Author’s Note: This story came from a writing prompt about how “kitchen spirits are the friendliest ghosts,” which of course made me think about the other, nastier spirits lurking within the household. I love writing about haunted places, and have always been interested in the parasitic nature of hungry spirits and their victims. After all, what’s the point of a haunted house if there’s no one within to be haunted? —AB
CW: Blood.
- Skin: The exterior of the house peels and scrapes in the sun. Once cream, now smudge-stain yellow, it seems to beckon toward you with crooked-up, curling fingers of peeling paint. Insects crawl from a crack in the wall like pus from a wound. The heat makes you sweat as you walk up the driveway. You think, it really needs work, but we designed this place this way. Your flush of doubt will curdle into fear soon enough. You are correct, though: there is work to be done. Certain tables must be set before we can eat. Lay the fork next to the knife, pull back the curtain, ring the dinner bell. We’re hungry.
- Bones: Wood. Cement. Insulation. Unhappy hands trapped in the wall, waiflike and warped. There’s a creature curled up in there, though you can’t see it. It’s cramped and quivering, fetal-formed in on itself. One day, you might open a closet and find a piece of it—a flap of tattered skin or shard of shattered bone—but the beast in the walls is skittish, and will cower from you unless you look for it. And you will look for it. Your type always does. That’s why you’re here; that’s why you think you bought the house, although really, the house chose you.

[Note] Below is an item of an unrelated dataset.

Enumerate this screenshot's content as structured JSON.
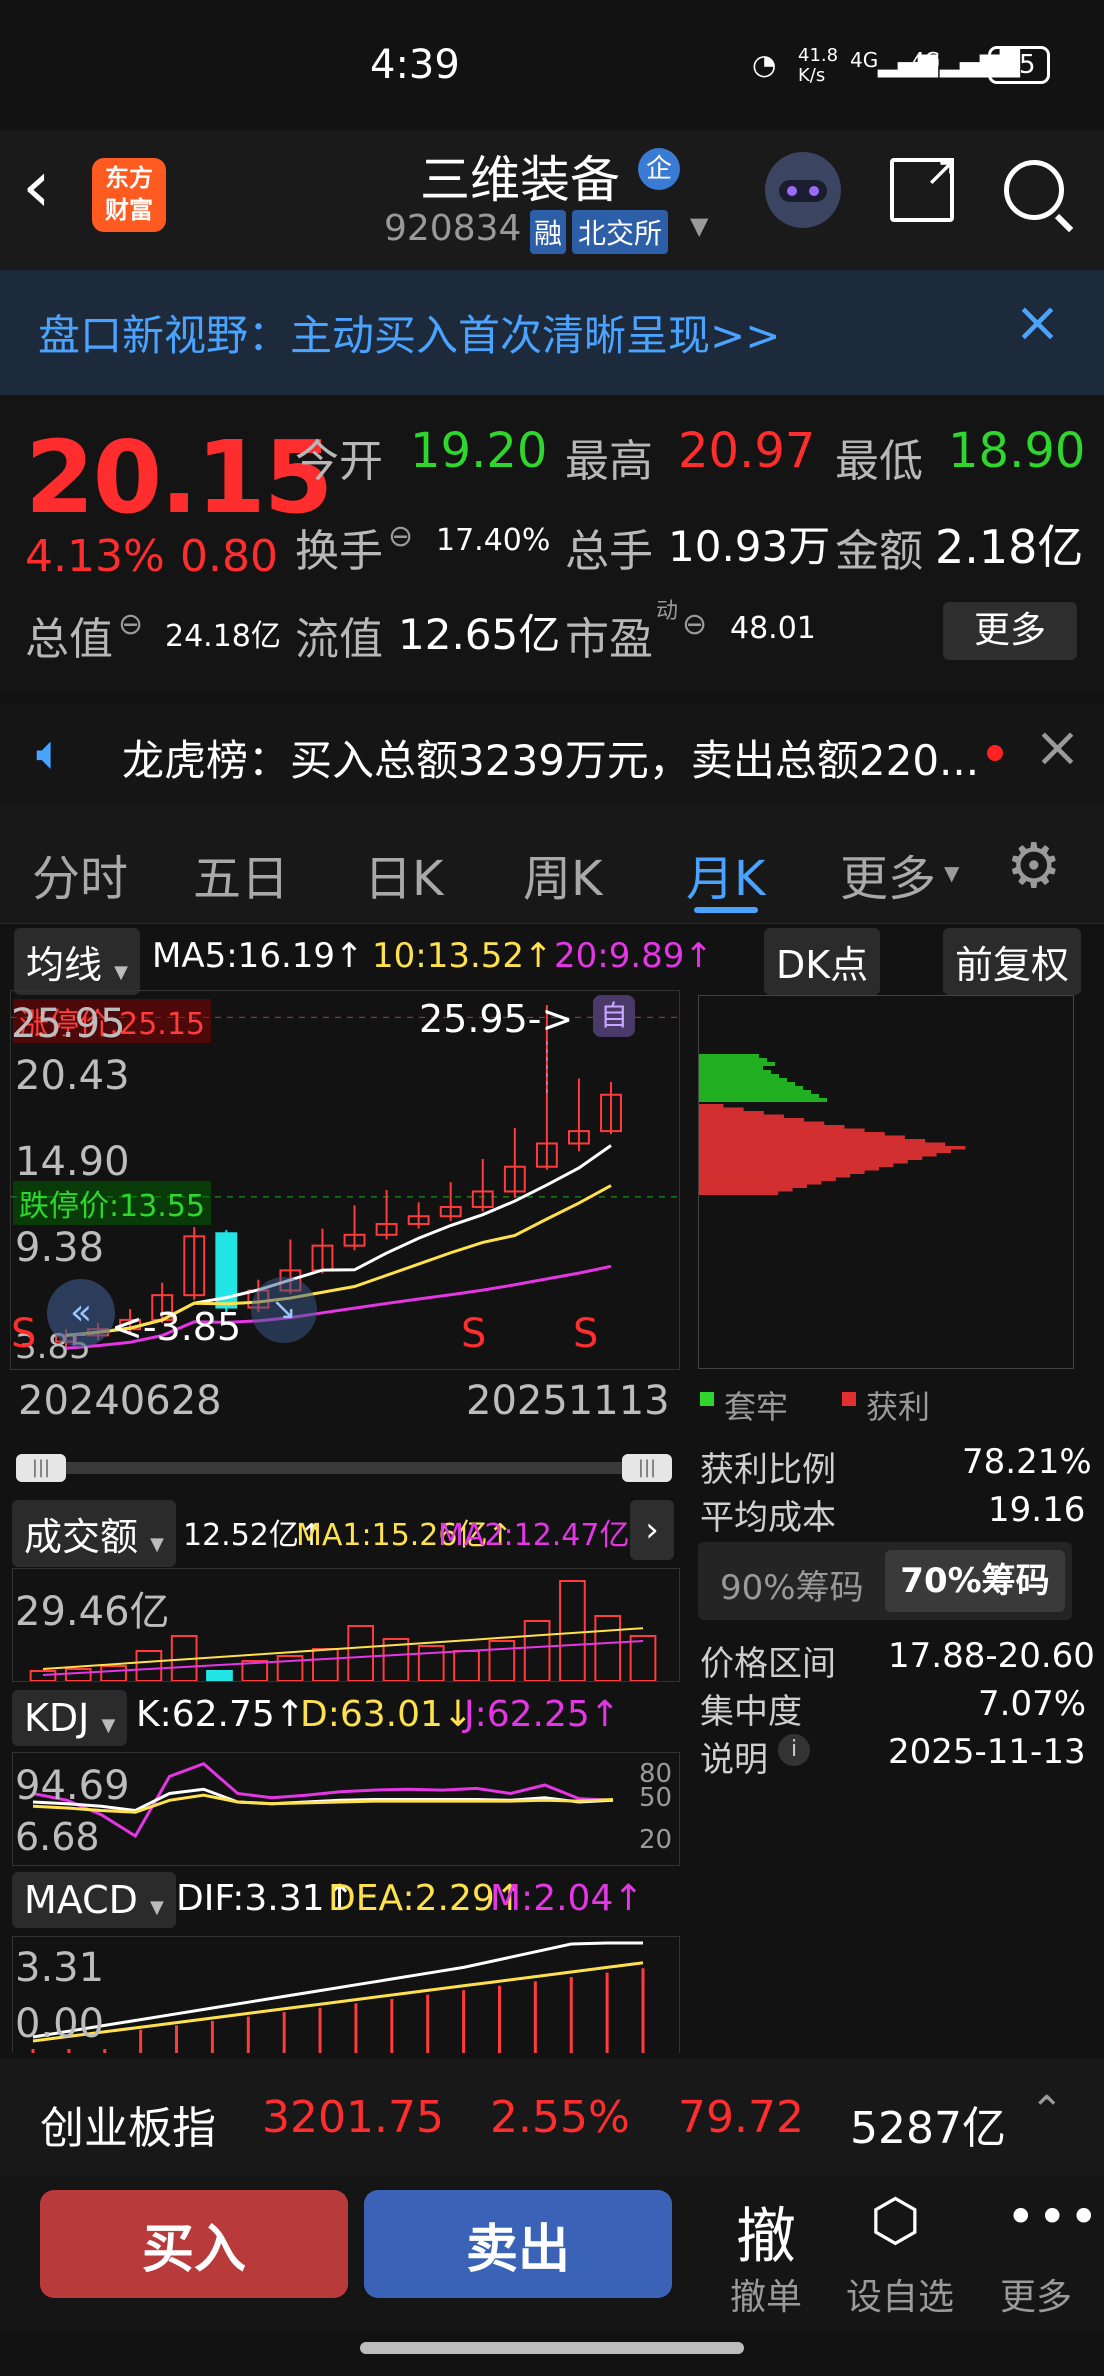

- Arteries: Sour-smelling hallways run warped through the building, running veins to the kitchen, where the spirits are the friendliest, to the bedrooms, where they bite. (Don’t worry—the bites are no worse than bee stings, and just like bees, something must die when the stinger is ejected.) You think you see eyes watching through the grate, but it’s just a crooked doll, paint chipped but smile clear. You set her on the nightstand, resolving to toss her out later. Don’t bother. You might as well make yourself acquainted; you’ll be seeing quite a lot of her in the coming weeks.

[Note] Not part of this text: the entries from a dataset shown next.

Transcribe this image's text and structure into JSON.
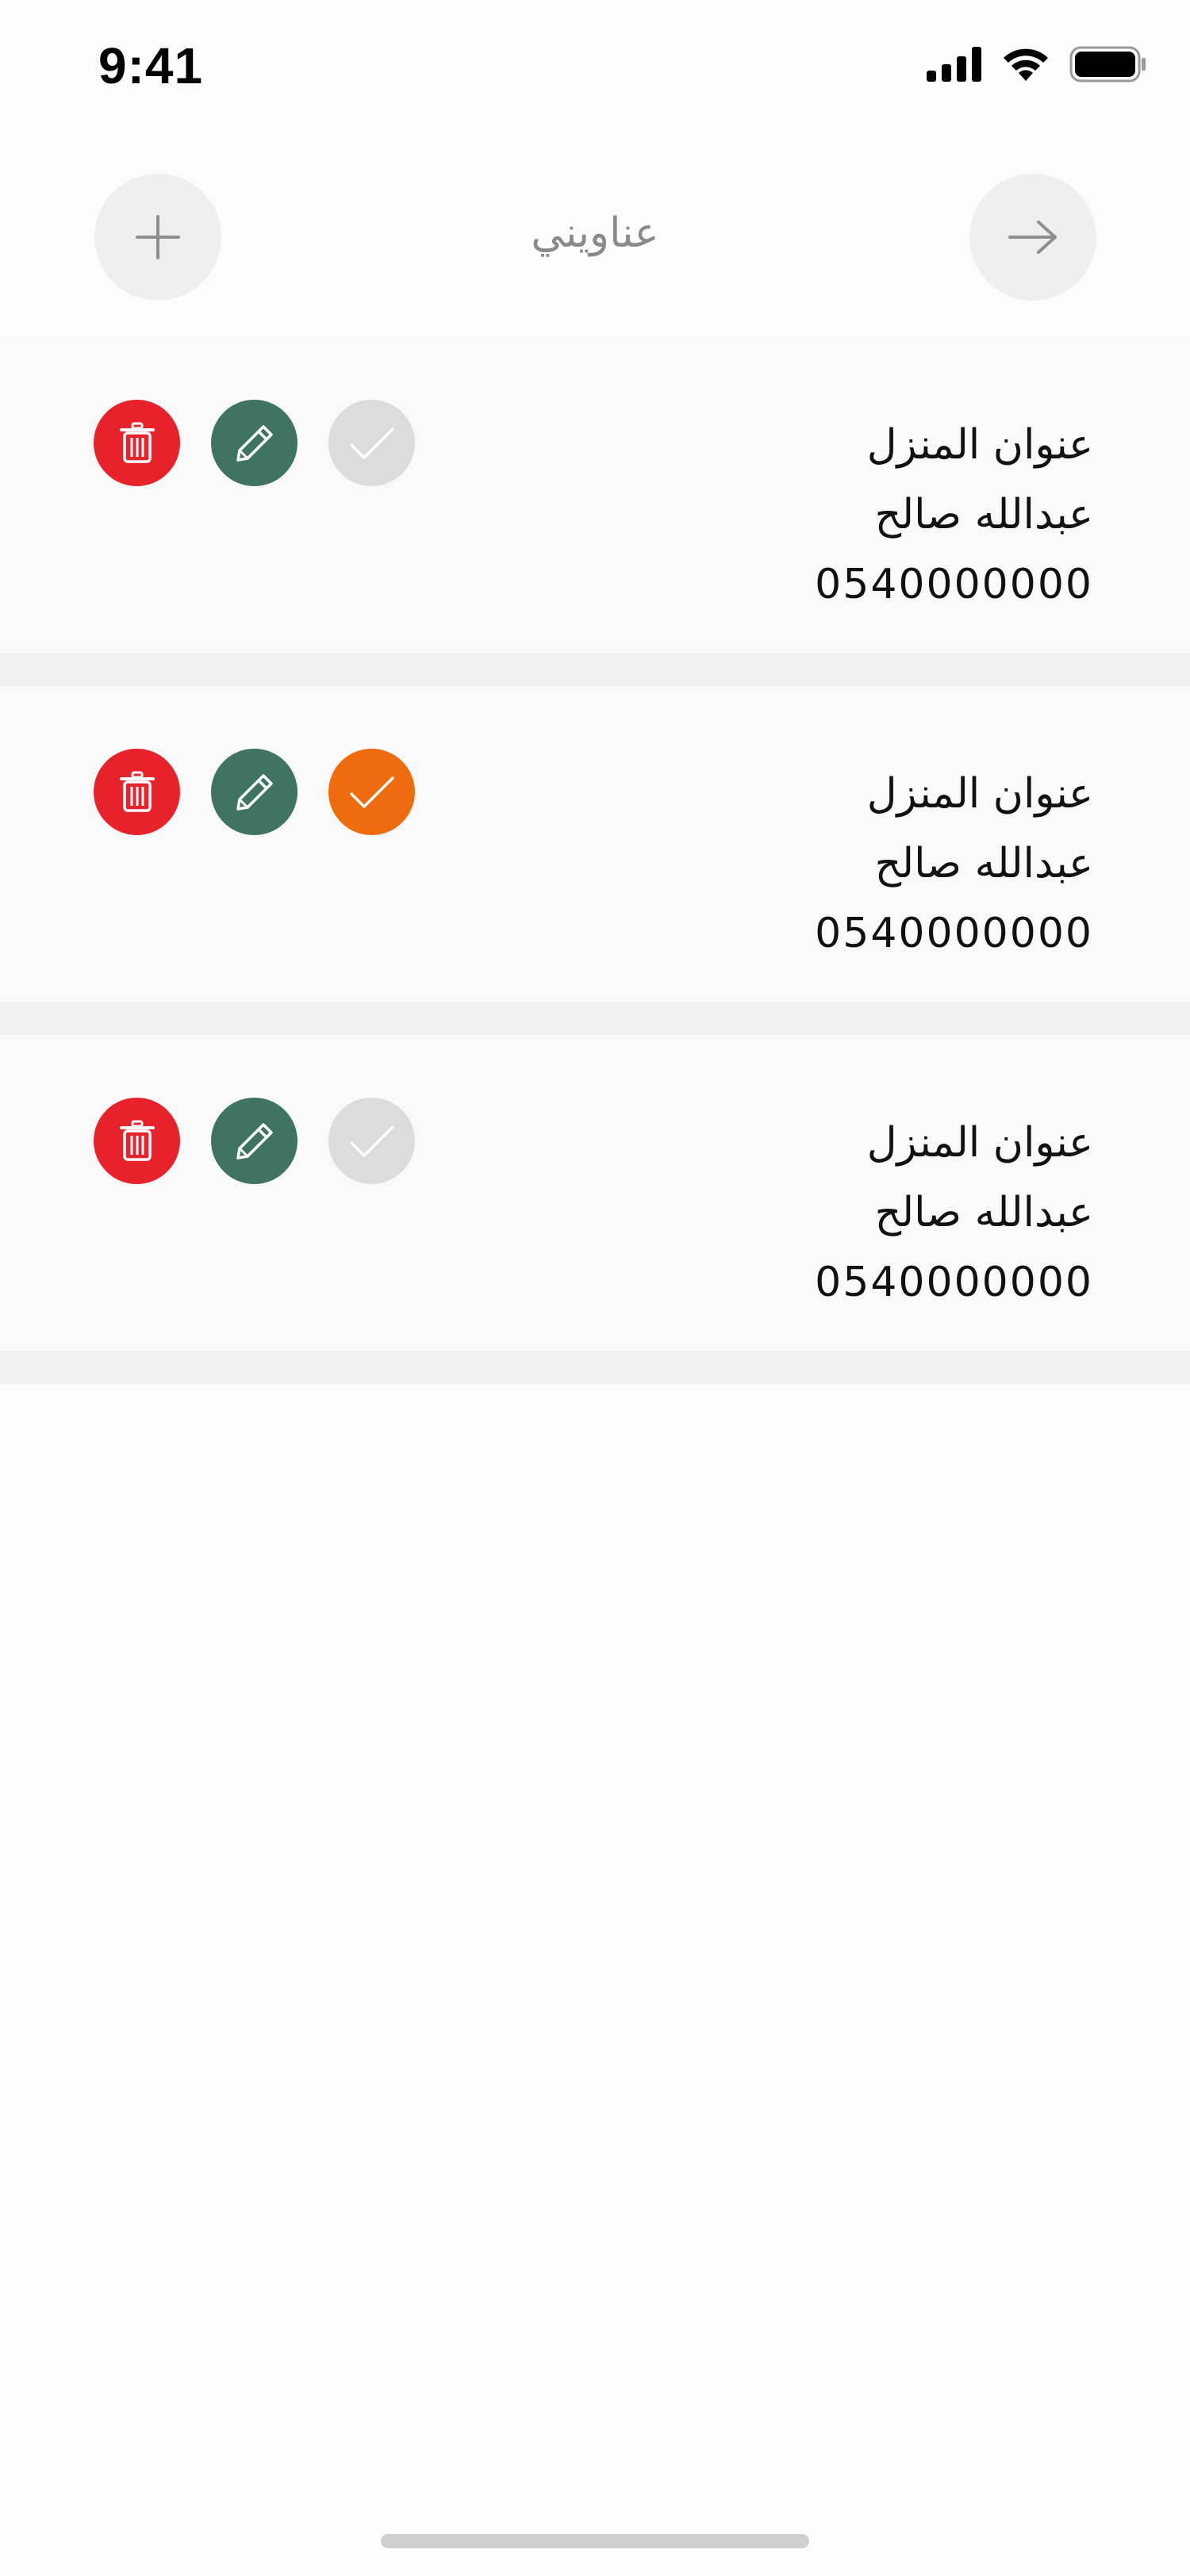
{
  "status_bar": {
    "time": "9:41"
  },
  "header": {
    "title": "عناويني",
    "add_icon": "plus-icon",
    "back_icon": "arrow-right-icon"
  },
  "addresses": [
    {
      "label": "عنوان المنزل",
      "name": "عبدالله صالح",
      "phone": "0540000000",
      "is_default": false
    },
    {
      "label": "عنوان المنزل",
      "name": "عبدالله صالح",
      "phone": "0540000000",
      "is_default": true
    },
    {
      "label": "عنوان المنزل",
      "name": "عبدالله صالح",
      "phone": "0540000000",
      "is_default": false
    }
  ],
  "colors": {
    "delete": "#e8222b",
    "edit": "#3f7462",
    "default_selected": "#ee6c0e",
    "default_unselected": "#dcdcdc",
    "header_button": "#efefef"
  },
  "icons": {
    "delete": "trash-icon",
    "edit": "pencil-icon",
    "default": "check-icon"
  }
}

- Organs: Down in the curdled depths of the house lurks its soft, wet underbelly: the basement, the boiler room, the dirt-crusted bunker left over from bomb threats. The guttural inhabitants of this place crawl through the dark with bulging blind eyes, rattling the pipes in their hunger. You’ll hear their heavy breathing when you stand at the top of the stairs. Now, these are the biggest beasts, but not the most intelligent—they’re not much for haunting, but their teeth are shark-serrated and the size of your fist. When you get desperate for a quick death, you should try what waits below.

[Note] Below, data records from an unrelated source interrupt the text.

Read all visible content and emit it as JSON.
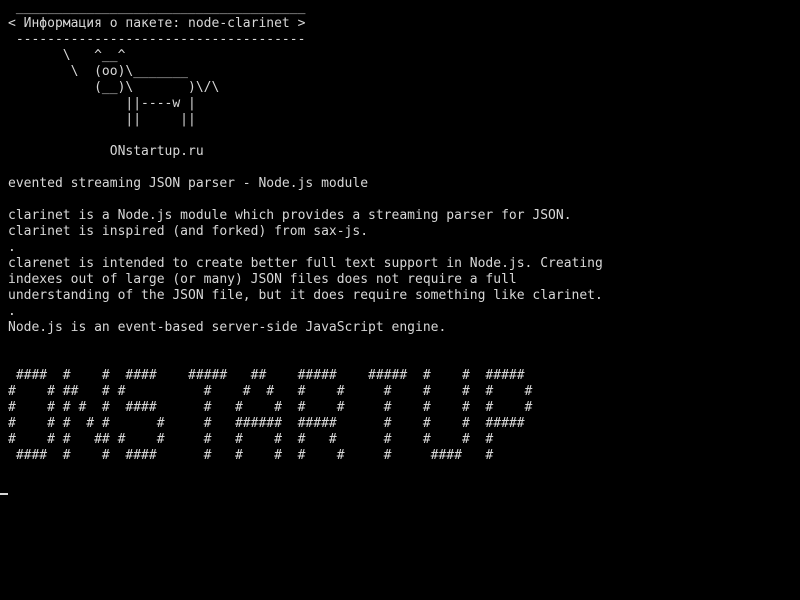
{
  "terminal": {
    "lines": [
      " _____________________________________",
      "< Информация о пакете: node-clarinet >",
      " -------------------------------------",
      "       \\   ^__^",
      "        \\  (oo)\\_______",
      "           (__)\\       )\\/\\",
      "               ||----w |",
      "               ||     ||",
      "",
      "             ONstartup.ru",
      "",
      "evented streaming JSON parser - Node.js module",
      "",
      "clarinet is a Node.js module which provides a streaming parser for JSON.",
      "clarinet is inspired (and forked) from sax-js.",
      ".",
      "clarenet is intended to create better full text support in Node.js. Creating",
      "indexes out of large (or many) JSON files does not require a full",
      "understanding of the JSON file, but it does require something like clarinet.",
      ".",
      "Node.js is an event-based server-side JavaScript engine.",
      "",
      "",
      " ####  #    #  ####    #####   ##    #####    #####  #    #  #####",
      "#    # ##   # #          #    #  #   #    #     #    #    #  #    #",
      "#    # # #  #  ####      #   #    #  #    #     #    #    #  #    #",
      "#    # #  # #      #     #   ######  #####      #    #    #  #####",
      "#    # #   ## #    #     #   #    #  #   #      #    #    #  #",
      " ####  #    #  ####      #   #    #  #    #     #     ####   #"
    ]
  }
}
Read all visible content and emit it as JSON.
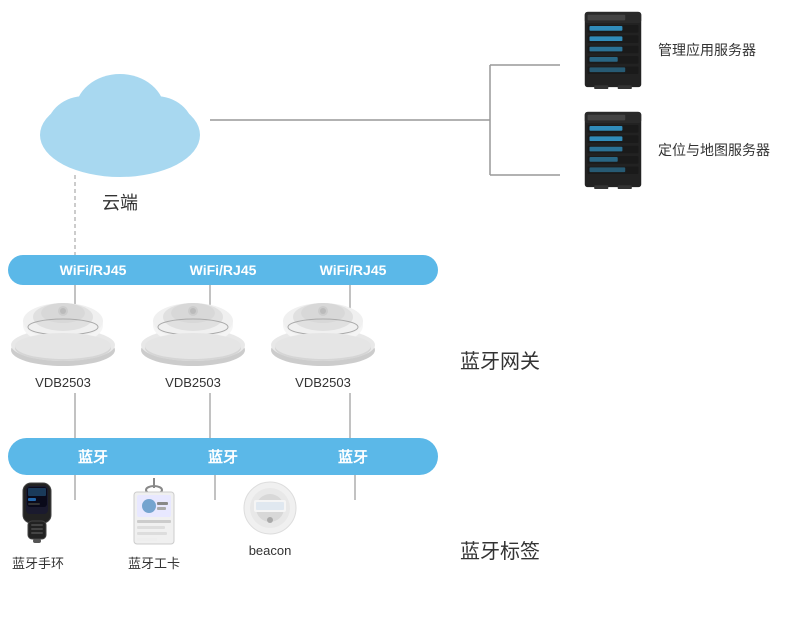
{
  "cloud": {
    "label": "云端"
  },
  "servers": [
    {
      "label": "管理应用服务器",
      "id": "mgmt-server"
    },
    {
      "label": "定位与地图服务器",
      "id": "location-server"
    }
  ],
  "wifi_pills": [
    {
      "label": "WiFi/RJ45"
    },
    {
      "label": "WiFi/RJ45"
    },
    {
      "label": "WiFi/RJ45"
    }
  ],
  "gateways": [
    {
      "label": "VDB2503"
    },
    {
      "label": "VDB2503"
    },
    {
      "label": "VDB2503"
    }
  ],
  "gateway_title": "蓝牙网关",
  "bt_pills": [
    {
      "label": "蓝牙"
    },
    {
      "label": "蓝牙"
    },
    {
      "label": "蓝牙"
    }
  ],
  "tags": [
    {
      "label": "蓝牙手环",
      "type": "bracelet"
    },
    {
      "label": "蓝牙工卡",
      "type": "card"
    },
    {
      "label": "beacon",
      "type": "beacon"
    }
  ],
  "tag_title": "蓝牙标签",
  "colors": {
    "blue_pill": "#5bb8e8",
    "cloud": "#a8d8f0",
    "server_dark": "#2a2a2a",
    "server_blue": "#4488bb"
  }
}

- Heart: Me. (I. We. Us.) The ones in the dark, the ones in the walls and the paint and the halls and the boiler. We are the house. We are the spooks—what haunted place would be complete without them? The blood dripping down walls is our welcoming banner, the creaks in the night our howling lullaby. We have not had guests in so long, and the scent of you makes us itch with delight.
The house wants to feed. That’s what houses do: through the crook-hinged door, into the gaping maw of an inside, all places devour you. We are sorry about your fate, you know, but at least we’ll care when we cut you up. How grotesquely beautiful, to be consumed by what wants you.
We ache to cling and claw to you immediately, but we will wait. The horror’s in the slow reveal. We are hungry, yes. Devouring, yes. Desiccated, yes. But not without manners. We’ll take you on a tour first, before we start to soften you up. We’ll show you our guts, if you show us yours.